If you would like to view the School of Mines please contact the Reefton i-SITE before your arrival in Reefton. Entry is $2.00/adult; children are free.

Black's Point Museum 

The museum is situated about 2km from Reefton in the heart of Blacks Point. The museum building is a piece of history in its own right and is one of many in the Reefton area to be lovingly maintained since pioneering times. The building, constructed of pit-sawn timber, was formerly the old Wesleyan Methodist Church and dates back to 1876.

Once you step inside you will find a fascinating collection, housing thousands of exhibits that display the rich and diverse history of an iconic West Coast town.  Blacks Point Museum, records the way of life in a mining town and the mural on the left, painted by local resident and well-known cinematographer Alun Bollinger, is a great depiction of this history.

The museum features school records, cemetery records, town directories, historical photos, artefacts, family trees, books and all kinds of mining memorabilia. A must see highlight is to the working gold/quartz water driven stamper battery, that was built and used for mining in 1870′s and continues to bring history to life.

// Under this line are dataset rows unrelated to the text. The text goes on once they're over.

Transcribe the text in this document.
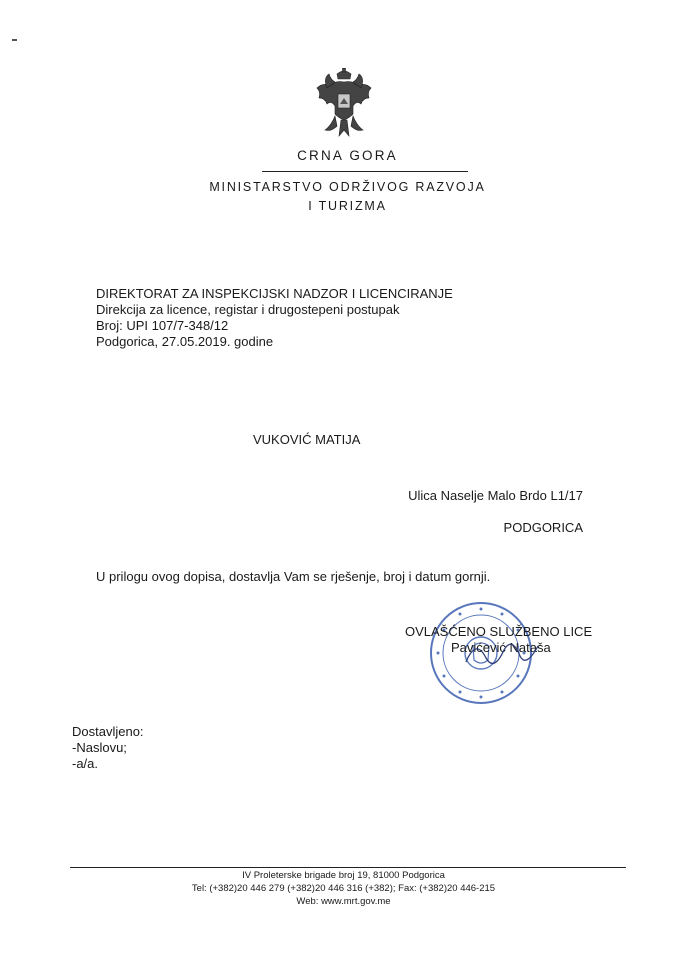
CRNA GORA
MINISTARSTVO ODRŽIVOG RAZVOJA
I TURIZMA
DIREKTORAT ZA INSPEKCIJSKI NADZOR I LICENCIRANJE
Direkcija za licence, registar i drugostepeni postupak
Broj: UPI 107/7-348/12
Podgorica, 27.05.2019. godine
VUKOVIĆ MATIJA
Ulica Naselje Malo Brdo L1/17
PODGORICA
U prilogu ovog dopisa, dostavlja Vam se rješenje, broj i datum gornji.
OVLAŠĆENO SLUŽBENO LICE
Pavićević Nataša
Dostavljeno:
-Naslovu;
-a/a.
IV Proleterske brigade broj 19, 81000 Podgorica
Tel: (+382)20 446 279 (+382)20 446 316 (+382); Fax: (+382)20 446-215
Web: www.mrt.gov.me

Peter Lawn or Graham Gollan, the museum's enthusiastic curators, are always willing to explain the history of the area to visitors, or to assist the search for information in the museum's extensive archive. The museum has to be the first point of call for anyone interested in family history, genealogy or the way of life of New Zealand’s pioneers.

The Museum is open each year from Labour Weekend until Easter Weekend.